Не помню, как назывался следующий роман Светова, где уже и сам Христос приходит к патриарху Сергию, то бишь Великому инквизитору, в сталинскую Москву, но только однажды этот роман переночевал в гебухе по моей вине. Сижу в тесной сторожке Антиохийского подворья и чуть ли не при свече вечером читаю его. Поднимаю глаза — идут! Сразу понял: чешут ко мне через двор четыре гэбиста. Заметался — а куда денешь? Ну, затолкал под стол. Повезли на Лубянку; один вместо меня остался за сторожа. Нудный разговор, а в голове одно: найдут — не найдут? Вот уже и отпускают, вдруг главного допросчика, Сергея Владимировича, вызывают из комнаты. Возвращается.

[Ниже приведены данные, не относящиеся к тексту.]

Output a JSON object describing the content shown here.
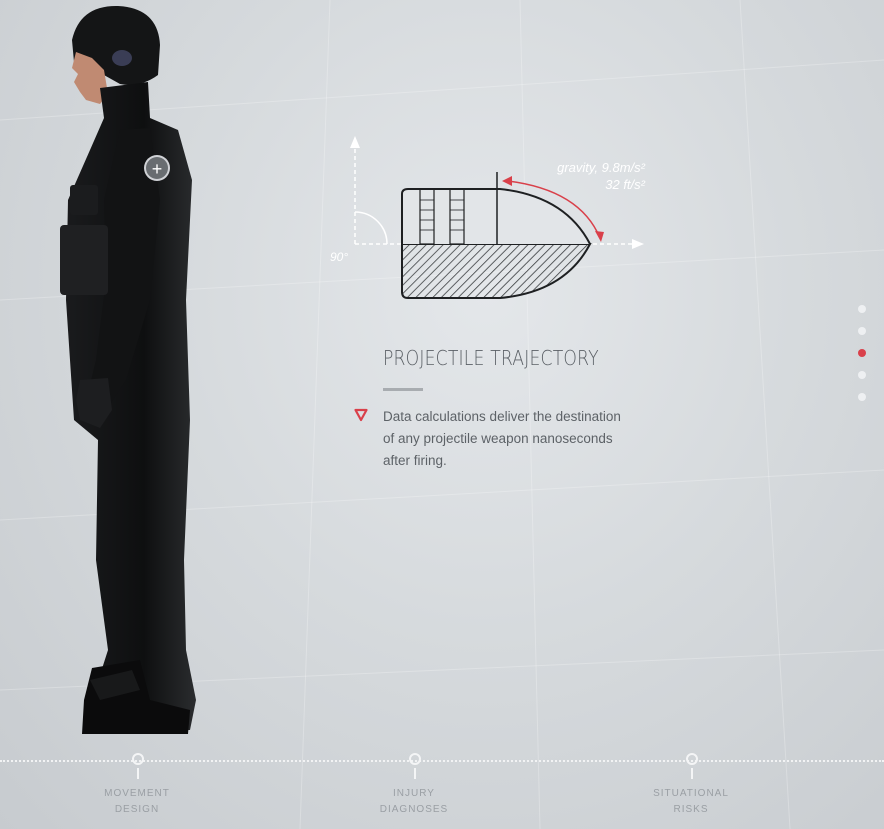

— Юрий Михайлович, а вы, оказывается, с нами не откровенны.
Ясно. Нашли. Поехали опять на Антиохийское.
— Только учтите, завтра утром я должен вернуть роман автору, и отсрочка невозможна.
В семь утра мне его вернули. Я сразу к Светову, все ему рассказал, перебиваемый лаем Марта. Онемел Феликс. Так мы тогда и жили…
«Помню, — усмехается Светов в „Чижике-пыжике“, — я написал Солженицыну в Вермонт, была у меня в ту пору переписка с классиком в связи с публикацией моего романа на Западе. Вы восемь лет оттянули в лагерях, написал я ему, а я восемнадцать просидел в ЦДЛе, удивительно, мол, что живым остался… Надеюсь, он понял мой нехитрый покаянный юмор и не обиделся».
Я познакомился с Феликсом, когда он из цедээловского шалмана перебрался пить водку и говорить о главном на диссидентские кухни — как раз на одной из таких кухонь у историка Вадима Борисова (соратника Светова по замечательному тогдашнему самиздатскому сборнику «Из-под глыб») мы и подружились.
Так что я читал новую посмертную книгу Светова не просто как случайный читатель. В ней — хоть мне после тех кухонных посиделок не выпало и сотой доли испытаний, пережитых писателем, — есть частица и моей жизни тоже. «Книга есть кубический кусок горячей, дымящейся совести — и больше ничего», — определил Пастернак. И я, пусть младший, но современник Светова, читая его роман и рассказы, очень чувствовал эту ее… дымящесть, неостывшесть.
Страницы, посвященные тюремным, пересыльным и ссыльным воспоминаниям в ней, все-таки особенно сильные.
«И я не заметил — как, каким образом? — в этот ад, рукотворный, руками, делом, разумом человека созданный, уже закосневший, ставший мерзостным бытом и постыдной жизнью, в этот ад стала проникать струя света… Любовь хлынула неведомо откуда и затопила коридоры, камеры, смрадные отстойники, дикие сюжеты и судьбы, и — ожили, заулыбались, заблестели слезами, умом, юмором мертвые глаза, оскаленные морды: убийцы, насильники, хапуги, вертухаи; кровавые статьи, страшные нелепые судьбы, исковерканные жизни… Я увидел несчастных людей — слабых, запутавшихся, во власти неудач и страстей, со своей бедой и непобедимым страданием, без помощи, без защиты, наедине с собой в этой безысходной загаженной куче… И все это связывалось, оборачивалось чем-то до слез щемящим и радостным».